In 2003, then 17-year-old Asami Abe was the face of Nintendo's GameCube title Nintendo Puzzle Collection. It's a big deal to appear in commercials in Japan, and Nintendo, like Toyota, is selective of who it picks. Then the unthinkable happened.
A photograph of the underage Abe and a friend smoking appeared in tabloids, and within days, the Nintendo ads were yanked.
For an idol, such a scandal might destroy a career. During the 1980s, members of idol group Onyanko Club were photographed smoking, resulting in their termination. All of the girls quickly faded in to obscurity. Idols aren't supposed to smoke, and they're definitely not supposed to break the law.
Abe's popularity fell off a cliff. She apologized and weathered the storm, releasing two albums, starred in TV drama after TV drama, appeared in movies, and starred in musicals. She even published a romance novel, all by the time she was twenty. (She also was in a gal group with a well-known competitive eater.)

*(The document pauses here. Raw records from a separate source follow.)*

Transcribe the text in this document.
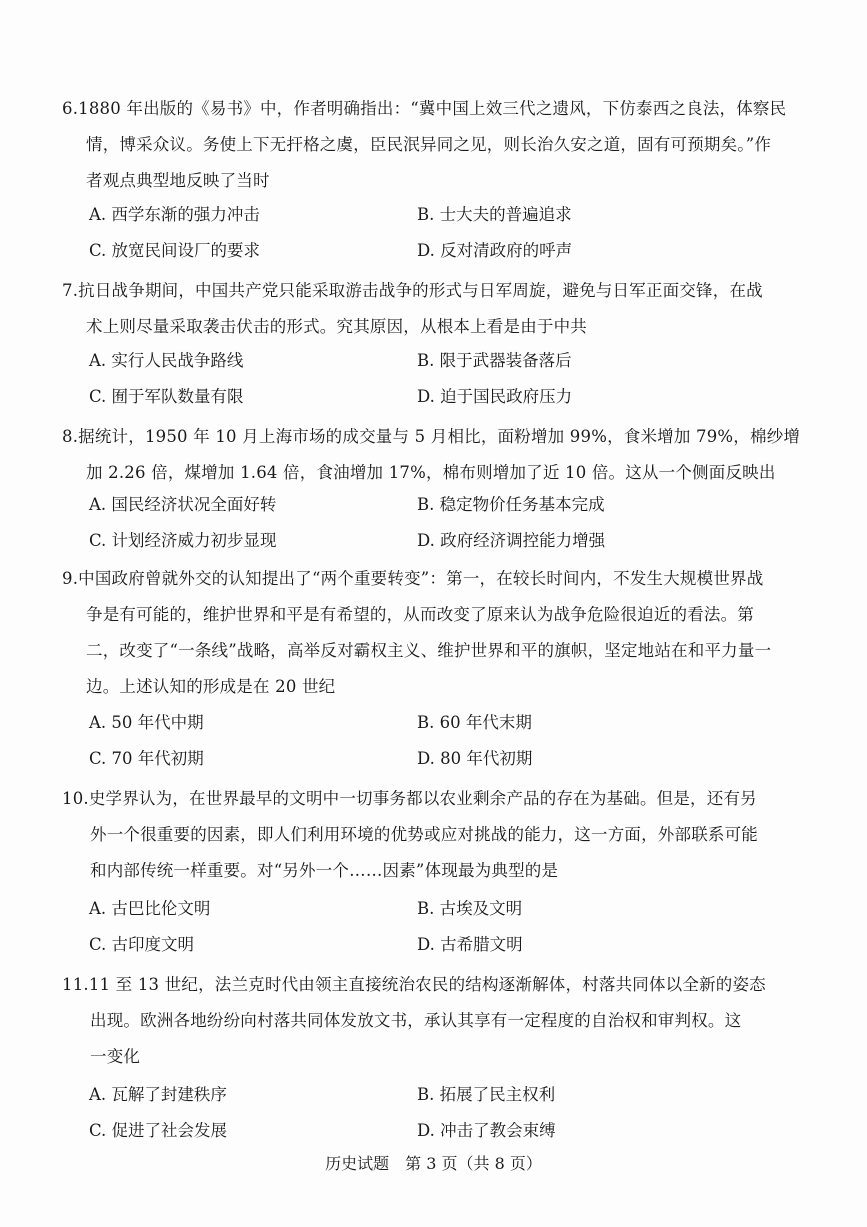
6.1880 年出版的《易书》中，作者明确指出：“冀中国上效三代之遗风，下仿泰西之良法，体察民
情，博采众议。务使上下无扞格之虞，臣民泯异同之见，则长治久安之道，固有可预期矣。”作
者观点典型地反映了当时
A. 西学东渐的强力冲击	B. 士大夫的普遍追求
C. 放宽民间设厂的要求	D. 反对清政府的呼声
7.抗日战争期间，中国共产党只能采取游击战争的形式与日军周旋，避免与日军正面交锋，在战
术上则尽量采取袭击伏击的形式。究其原因，从根本上看是由于中共
A. 实行人民战争路线	B. 限于武器装备落后
C. 囿于军队数量有限	D. 迫于国民政府压力
8.据统计，1950 年 10 月上海市场的成交量与 5 月相比，面粉增加 99%，食米增加 79%，棉纱增
加 2.26 倍，煤增加 1.64 倍，食油增加 17%，棉布则增加了近 10 倍。这从一个侧面反映出
A. 国民经济状况全面好转	B. 稳定物价任务基本完成
C. 计划经济威力初步显现	D. 政府经济调控能力增强
9.中国政府曾就外交的认知提出了“两个重要转变”：第一，在较长时间内，不发生大规模世界战
争是有可能的，维护世界和平是有希望的，从而改变了原来认为战争危险很迫近的看法。第
二，改变了“一条线”战略，高举反对霸权主义、维护世界和平的旗帜，坚定地站在和平力量一
边。上述认知的形成是在 20 世纪
A. 50 年代中期	B. 60 年代末期
C. 70 年代初期	D. 80 年代初期
10.史学界认为，在世界最早的文明中一切事务都以农业剩余产品的存在为基础。但是，还有另
外一个很重要的因素，即人们利用环境的优势或应对挑战的能力，这一方面，外部联系可能
和内部传统一样重要。对“另外一个……因素”体现最为典型的是
A. 古巴比伦文明	B. 古埃及文明
C. 古印度文明	D. 古希腊文明
11.11 至 13 世纪，法兰克时代由领主直接统治农民的结构逐渐解体，村落共同体以全新的姿态
出现。欧洲各地纷纷向村落共同体发放文书，承认其享有一定程度的自治权和审判权。这
一变化
A. 瓦解了封建秩序	B. 拓展了民主权利
C. 促进了社会发展	D. 冲击了教会束缚
历史试题　第 3 页（共 8 页）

Her sister Natsumi Abe had been a member of Morning Musume, then the most successful female group in Japan, and had launched a solo career.

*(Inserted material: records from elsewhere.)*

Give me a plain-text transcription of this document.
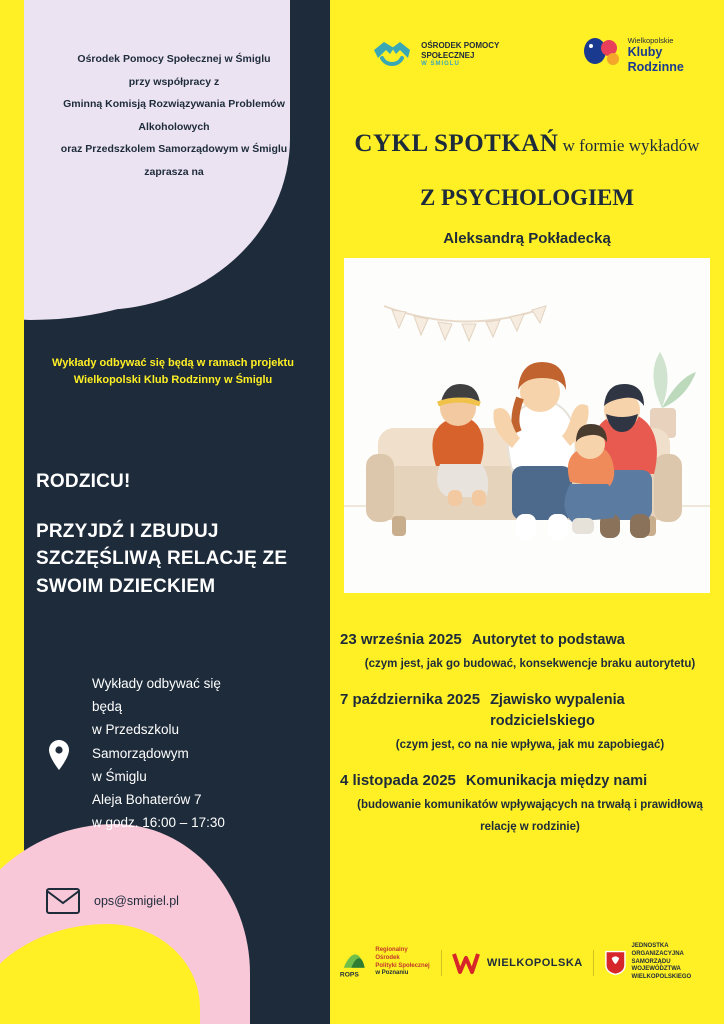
Ośrodek Pomocy Społecznej w Śmiglu
przy współpracy z
Gminną Komisją Rozwiązywania Problemów
Alkoholowych
oraz Przedszkolem Samorządowym w Śmiglu
zaprasza na
Wykłady odbywać się będą w ramach projektu Wielkopolski Klub Rodzinny w Śmiglu
RODZICU!
PRZYJDŹ I ZBUDUJ SZCZĘŚLIWĄ RELACJĘ ZE SWOIM DZIECKIEM
Wykłady odbywać się
będą
w Przedszkolu
Samorządowym
w Śmiglu
Aleja Bohaterów 7
w godz. 16:00 – 17:30
ops@smigiel.pl
OŚRODEK POMOCY
SPOŁECZNEJ
W ŚMIGLU
Wielkopolskie
Kluby
Rodzinne
CYKL SPOTKAŃ w formie wykładów
Z PSYCHOLOGIEM
Aleksandrą Pokładecką
23 września 2025 Autorytet to podstawa
(czym jest, jak go budować, konsekwencje braku autorytetu)
7 października 2025 Zjawisko wypalenia rodzicielskiego
(czym jest, co na nie wpływa, jak mu zapobiegać)
4 listopada 2025 Komunikacja między nami
(budowanie komunikatów wpływających na trwałą i prawidłową relację w rodzinie)
ROPS
Regionalny Ośrodek
Polityki Społecznej
w Poznaniu
WIELKOPOLSKA
JEDNOSTKA ORGANIZACYJNA
SAMORZĄDU
WOJEWÓDZTWA
WIELKOPOLSKIEGO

A decade ago, Morning Musume was huge, with chart-topping albums and hit TV shows. In the Japanese entertainment world, it's often enough to simply be somebody's sibling or somebody's child. But Asami was famous in her own right.
Asami Abe, now 26 years old, wasn't your typical idol—she was, in a way, idol royalty—thousands of people gathered at a pre-debut event for her. All this makes the latest revelation about her even more surprising.
According to the most recent issue of Weekly Asahi, Asami Abe is now working in a department store as a sales clerk. There's nothing wrong with doing that, and maybe she's happy with her new career choice. It's honestly not for me to judge.
However, it is strange that Abe was still appearing on TV last summer, and a musical that played in both Osaka and Tokyo. She was in new Nescafe commercials last fall dressed as a cow. And now, she's just...stopped. Weekly Asahi asked her if she's quit the entertainment business, to which she replied, "Yeah, I'm working here now."
As one entertainment reporter pointed out, her official blog hasn't been updated since the March 11 earthquake and her profile is still listed on her talent agency. So, she might have unilaterally quit, just up and walked out. Her agency won't say that she's completely quit.
With the way that Japanese talent agencies are rumored to control performers' lives, it's rare to see a Japanese celebrity take control of their lives. Maybe Abe had enough, maybe the earthquake impacted her personally. Or maybe she wanted to do something different, like work in retail. If that's why she's left the entertainment biz, good for her, I say, good for her.